For the seaside towns of Britain, the advent of the low-cost package holidays was like the onset of a bitter divorce. Betrayed by their countrymen, the likes of Margate and Felixstowe shrunk into a dowdy old age, letting their hanging baskets shrivel and their seafronts go to rack and ruin. Only Brighton went out, got a nice new haircut, and generally bucked its ideas up. The Brighton Festival (May 5-27) has become a celebration of how far this seaside resort has come.

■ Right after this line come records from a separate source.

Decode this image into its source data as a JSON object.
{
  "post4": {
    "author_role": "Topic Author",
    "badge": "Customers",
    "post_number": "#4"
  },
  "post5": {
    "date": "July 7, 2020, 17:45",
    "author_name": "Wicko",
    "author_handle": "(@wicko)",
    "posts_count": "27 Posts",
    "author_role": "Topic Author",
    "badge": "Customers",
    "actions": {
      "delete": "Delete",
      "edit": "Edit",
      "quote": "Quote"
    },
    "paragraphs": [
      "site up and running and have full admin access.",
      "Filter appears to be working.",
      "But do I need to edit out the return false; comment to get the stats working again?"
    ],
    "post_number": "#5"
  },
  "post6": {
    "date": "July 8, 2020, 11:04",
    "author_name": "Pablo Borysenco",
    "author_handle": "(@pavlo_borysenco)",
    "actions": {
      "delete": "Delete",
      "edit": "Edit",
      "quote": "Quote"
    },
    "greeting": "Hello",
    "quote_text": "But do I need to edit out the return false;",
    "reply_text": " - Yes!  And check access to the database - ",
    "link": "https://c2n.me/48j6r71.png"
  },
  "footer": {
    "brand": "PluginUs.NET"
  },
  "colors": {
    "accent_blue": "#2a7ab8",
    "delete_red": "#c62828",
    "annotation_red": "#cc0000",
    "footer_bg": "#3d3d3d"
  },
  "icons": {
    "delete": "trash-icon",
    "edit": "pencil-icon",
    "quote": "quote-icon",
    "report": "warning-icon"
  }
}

These days, intellectual titans such as Tom Paulin, Susan Greenfield and Polly Toynbee are happy to saunter down its turquoise esplanade, and not just to grab a few ice-creams and a ride on the saucers (in any case, I can't imagine Tom Paulin - who's festival talk is billed as a "liberating encounter with some of the most celebrated poems in the English language" - patiently twirling around a mechanical teapot, unless he was busy distilling the experience into limpid poetry.)
All three will be appearing in a blaze of brainy glory at the Brighton Festival from this weekend, alongside theatre, dance, comedy, and all the other usual festival stuff, like couples crying in cafe toilets for no reason, and, I grimly suspect, juggling. Other highlights to watch out for include comics Shazia Mirza and Will Hodgson.